When the girl demonstrates a remarkable ability to read Dryden’s thoughts and emotions, the novel reveals itself to be more than a manhunt thriller. The author uses a fictional laboratory in the Fort Detrick research base as the starting point of Rachel’s story. The blend of techno thriller and chase novel is intriguing.
I enjoyed reading RUNNER for this blog, not just because it’s a very good suspense thriller, but also as a comparison to my first novel, STATION HELIX, which I published the same year. My story had more of an espionage focus, but the premise of government-led experiments on human subjects was similar.
In Lee’s book the science element dictates everything about the plot, and the nature of Rachel’s abilities affects the action throughout. That allows the author to put a very clever spin on the dialogue and how the characters interact. I’d not read anything like this book before, and I was impressed by its uniqueness.
THE KILLING SEASON (2014) – Mason Cross
Manhunter Carter Blake is called in to help the FBI track down escaped Death Row convict Caleb Wardell, also known as The Chicago Sniper. Blake attempts to figure out Wardell’s moves before he makes them, but resistance from the FBI, who aren’t happy about working with the contractor, hinders him in his task.
While trying to find Wardell and put a stop to his killing spree, Blake begins to doubt that Wardell’s escape from a poorly guarded prisoner transport van was just good fortune. Special Agent Elaine Banner learns to trust Blake’s instinct and gradually realises that their adversary has a deadly plan and a target list.
THE KILLING SEASON is the first novel in the excellent Carter Blake series. The tough protagonist is a great character, well crafted by the author, and the book’s first line tells us that Carter Blake isn’t his real name. A secret organization named Winterlong is mentioned briefly to foreshadow plot threads in the later books.
I was really impressed by this novel. From the unrelenting suspense to the neat plot twists, everything is beautifully structured and precise. It takes a huge amount of work plus natural talent to make prose seem so effortless, and the author is to be applauded for a novel of this quality. Definitely one to read.

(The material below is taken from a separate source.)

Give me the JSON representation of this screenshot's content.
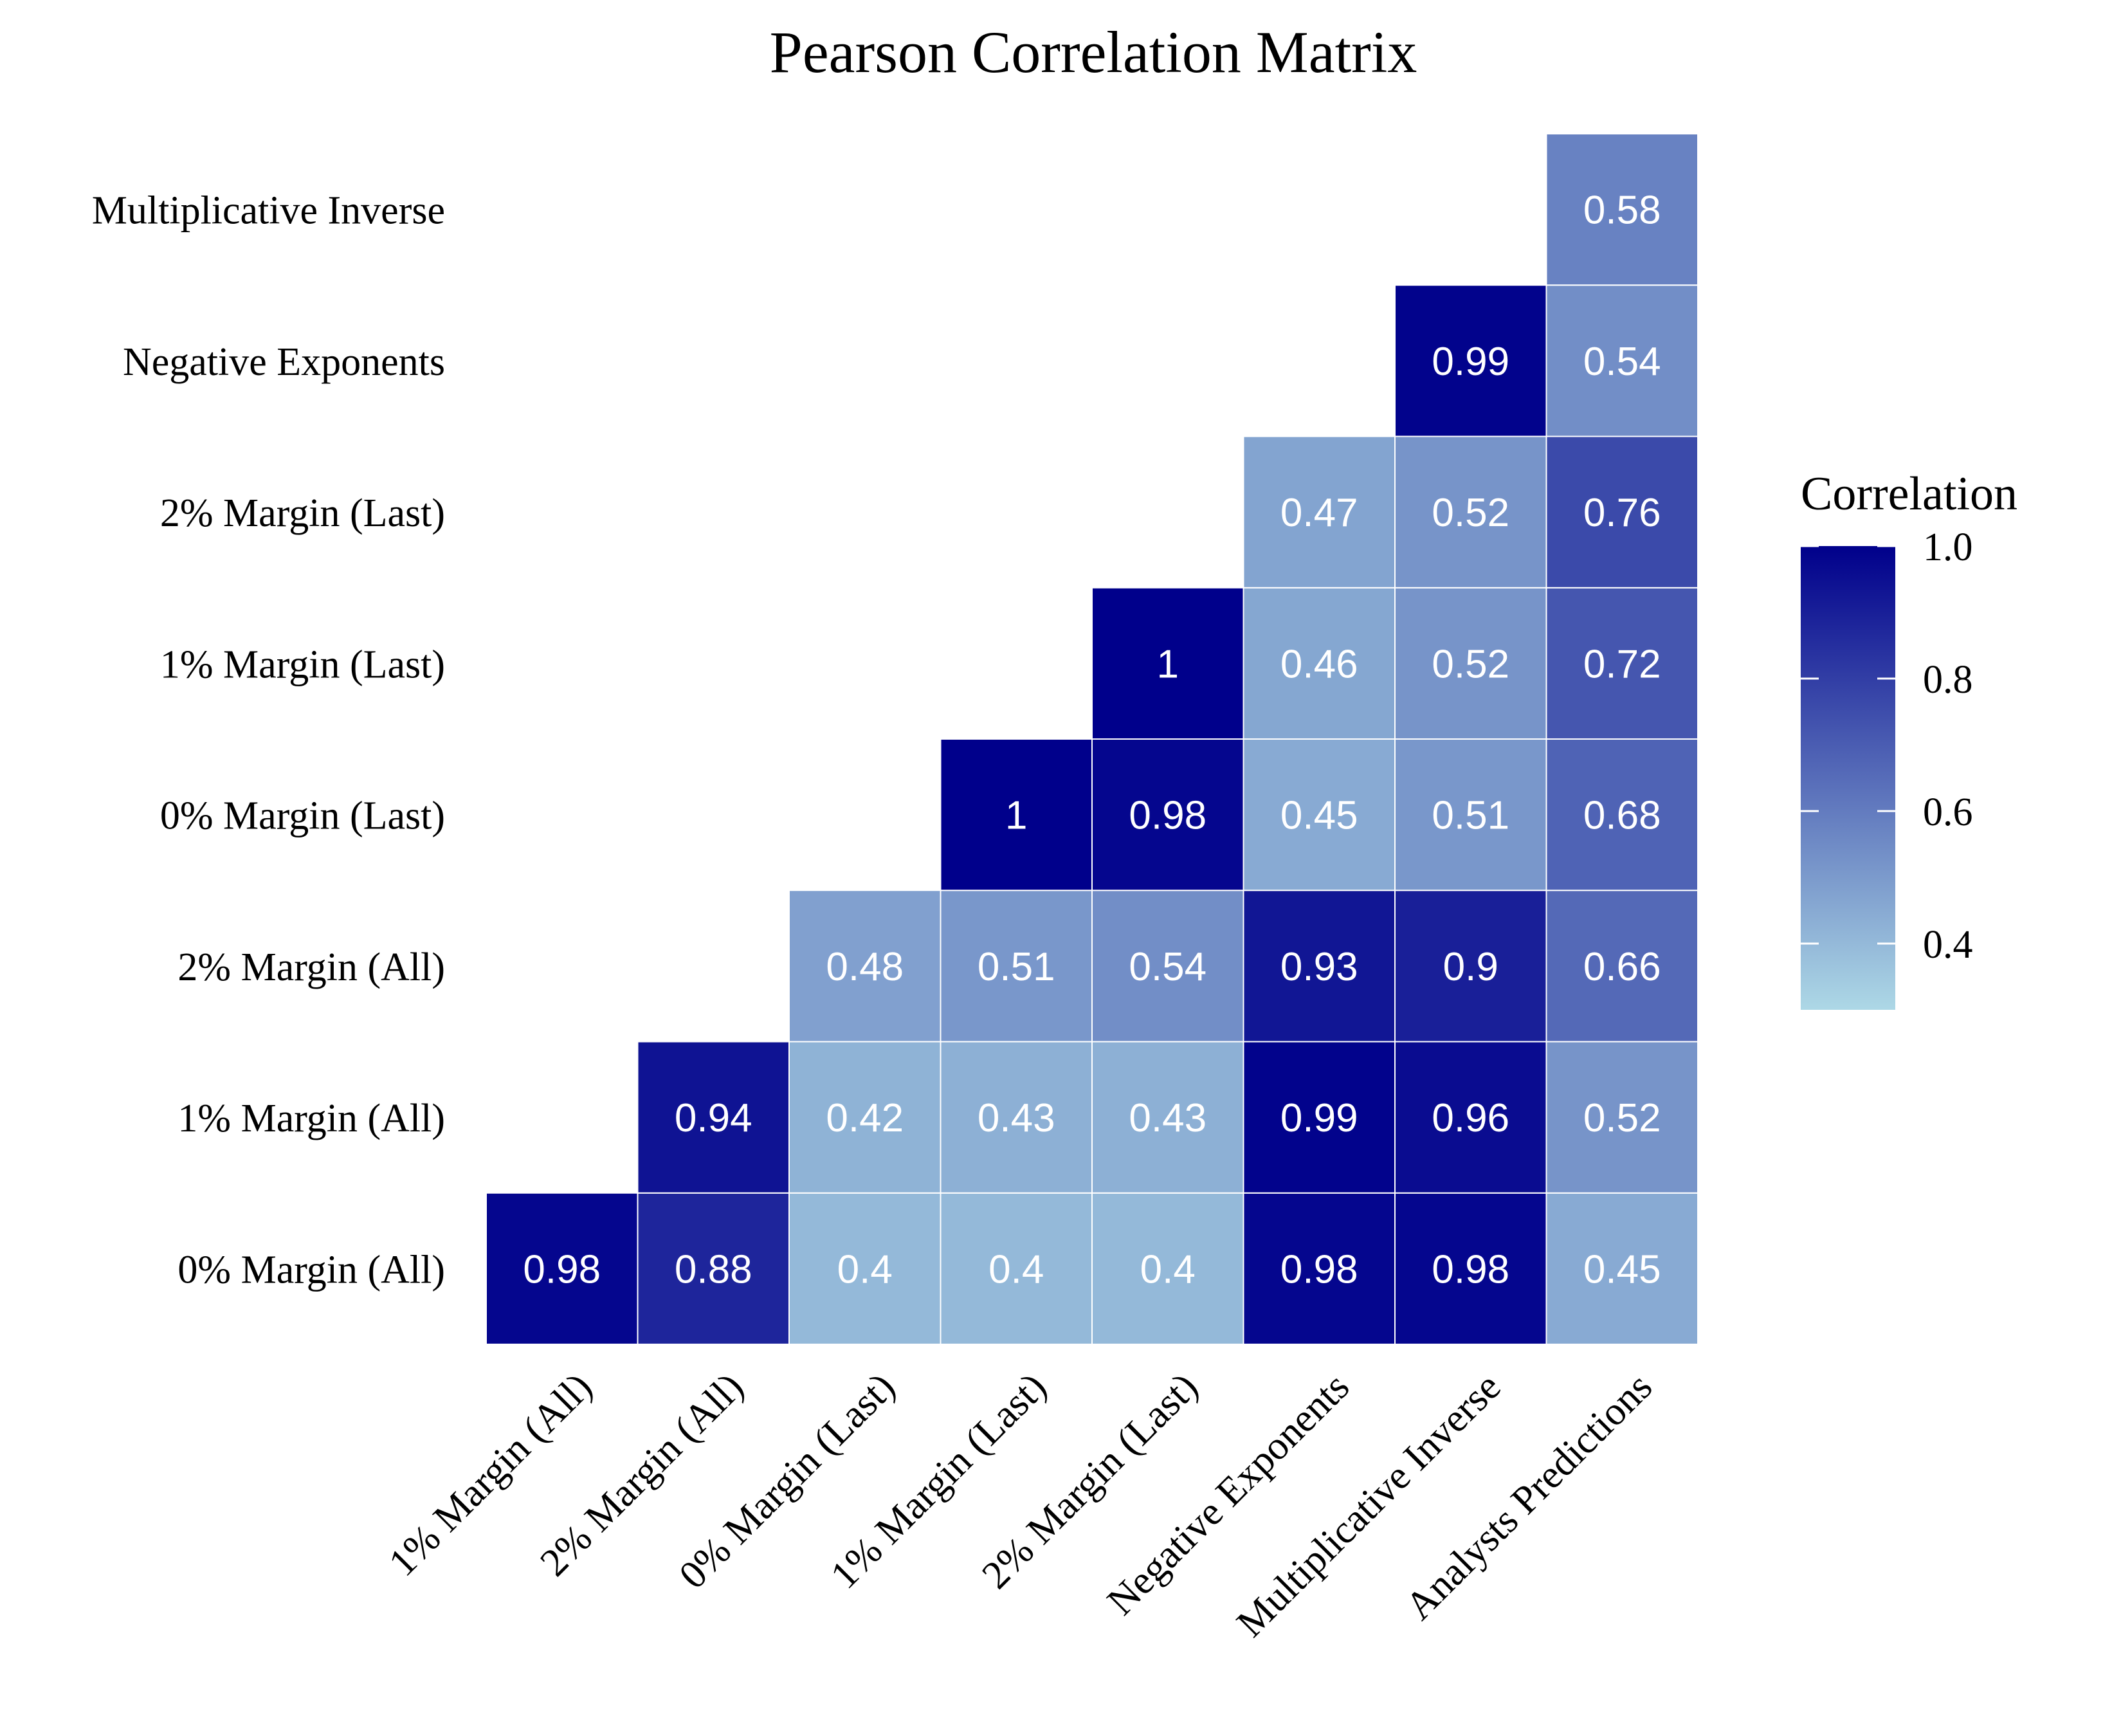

HUNTING TIME (2022) – Jeffrey Deaver
Reward hunter and survivalist Colter Shaw is hired to track down and protect Allison Parker, a brilliant nuclear engineer, and her daughter Hannah. Parker’s abusive husband and former detective, Jon Merritt, has been released from prison early. Shaw tries to locate the women before Merritt finds and kills them.
Parker tries to stay off the grid, knowing her ex-husband is a proficient investigator, despite his addiction to alcohol. A further complication is the presence of two hitmen, making Shaw’s mission even more difficult. With these – and other – elements in play, the story moves briskly and is suspenseful from start to finish.
I don’t think any thriller author pays as much attention to detail as Deaver. He outlines with great precision and rewrites the books over and over before submission to his publisher. He is the master of the plot twist and always catches the reader by surprise. In this novel the first trick occurs within two pages!
HUNTING TIME is the fourth novel in the Colter Shaw series. Shaw – known as the Restless Man – is a great character whose background is revealed gradually in the earlier books. Tracking people is always a part of each story, but HUNTING TIME is the first true manhunt novel of this fine and engaging series.
I hope you have enjoyed these posts. If you’ve read my novel THE FILE you will understand why I find manhunt thrillers so intriguing. Readers should discover much to enjoy in the novels I’ve selected here. Writers should study these books too, for they abound with great examples of writing techniques.